I used to also be a very regularly attending church member; I have been all my life, somewhat to the puzzlement of many of the scientists around me. Now… well, I was proud of myself for making it to Ash Wednesday service and not having to lie down on the pew out of exhaustion. Many of the people at the service didn’t recognize me because I looked so sick. These are people I used to see every week. I was even on the board of directors of my church, but had to refuse a renomination on the grounds of health. Even something so mundane as attending church every week has become an unattainable goal for me. The old me is gone, and she has been for a couple years now.
You might reasonably ask why I’m telling you all of this; some of it is reasonably personal.

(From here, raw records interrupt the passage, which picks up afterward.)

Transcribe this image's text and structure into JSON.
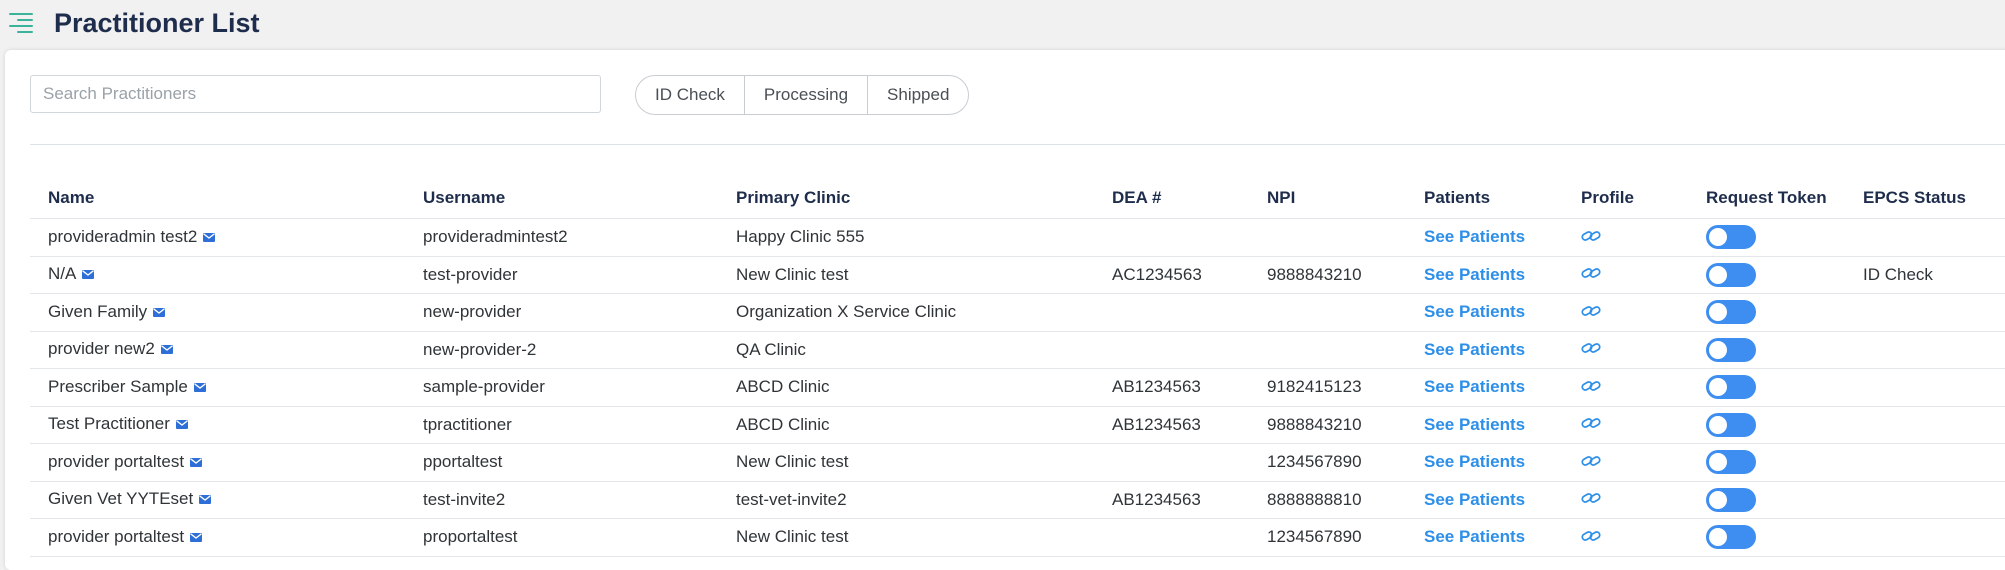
{
  "header": {
    "title": "Practitioner List"
  },
  "search": {
    "placeholder": "Search Practitioners",
    "value": ""
  },
  "filters": [
    "ID Check",
    "Processing",
    "Shipped"
  ],
  "table": {
    "columns": [
      "Name",
      "Username",
      "Primary Clinic",
      "DEA #",
      "NPI",
      "Patients",
      "Profile",
      "Request Token",
      "EPCS Status"
    ],
    "rows": [
      {
        "name": "provideradmin test2",
        "username": "provideradmintest2",
        "clinic": "Happy Clinic 555",
        "dea": "",
        "npi": "",
        "patients": "See Patients",
        "request_token": false,
        "epcs": ""
      },
      {
        "name": "N/A",
        "username": "test-provider",
        "clinic": "New Clinic test",
        "dea": "AC1234563",
        "npi": "9888843210",
        "patients": "See Patients",
        "request_token": false,
        "epcs": "ID Check"
      },
      {
        "name": "Given Family",
        "username": "new-provider",
        "clinic": "Organization X Service Clinic",
        "dea": "",
        "npi": "",
        "patients": "See Patients",
        "request_token": false,
        "epcs": ""
      },
      {
        "name": "provider new2",
        "username": "new-provider-2",
        "clinic": "QA Clinic",
        "dea": "",
        "npi": "",
        "patients": "See Patients",
        "request_token": false,
        "epcs": ""
      },
      {
        "name": "Prescriber Sample",
        "username": "sample-provider",
        "clinic": "ABCD Clinic",
        "dea": "AB1234563",
        "npi": "9182415123",
        "patients": "See Patients",
        "request_token": false,
        "epcs": ""
      },
      {
        "name": "Test Practitioner",
        "username": "tpractitioner",
        "clinic": "ABCD Clinic",
        "dea": "AB1234563",
        "npi": "9888843210",
        "patients": "See Patients",
        "request_token": false,
        "epcs": ""
      },
      {
        "name": "provider portaltest",
        "username": "pportaltest",
        "clinic": "New Clinic test",
        "dea": "",
        "npi": "1234567890",
        "patients": "See Patients",
        "request_token": false,
        "epcs": ""
      },
      {
        "name": "Given Vet YYTEset",
        "username": "test-invite2",
        "clinic": "test-vet-invite2",
        "dea": "AB1234563",
        "npi": "8888888810",
        "patients": "See Patients",
        "request_token": false,
        "epcs": ""
      },
      {
        "name": "provider portaltest",
        "username": "proportaltest",
        "clinic": "New Clinic test",
        "dea": "",
        "npi": "1234567890",
        "patients": "See Patients",
        "request_token": false,
        "epcs": ""
      }
    ]
  },
  "icons": {
    "menu": "menu-icon",
    "mail": "envelope-icon",
    "profile": "link-icon"
  },
  "colors": {
    "accent": "#3d8ef0",
    "link": "#2d8fe8",
    "menu": "#3bb39a",
    "title": "#1f2d4d"
  }
}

The reason is really quite simple. I have been thanked many times by other patients for expressing sentiments and experiences that they and I share, but that they find difficult to express. So, on behalf of patients everywhere, please understand that every seriously ill person is in mourning. We are in mourning for ourselves. We miss the people we used to be far more than you can ever imagine. Just like all those glittery, angsty vampires, a large part of our life is gone. A large part of our self image is also dead.
And for those who are new to the chronic illness experience this means that we are experiencing a time of great pain and of figuring out who one really is, once you remove all of the external activities, hobbies, habits, etc. of life. So please, be patient with us. If we seem moody or as if we’ve changed it’s because we are and we have. We are learning to live a half-life or, hopefully, learning to live a full life, although not the one we had before. Because that life is gone, and it won’t be coming back.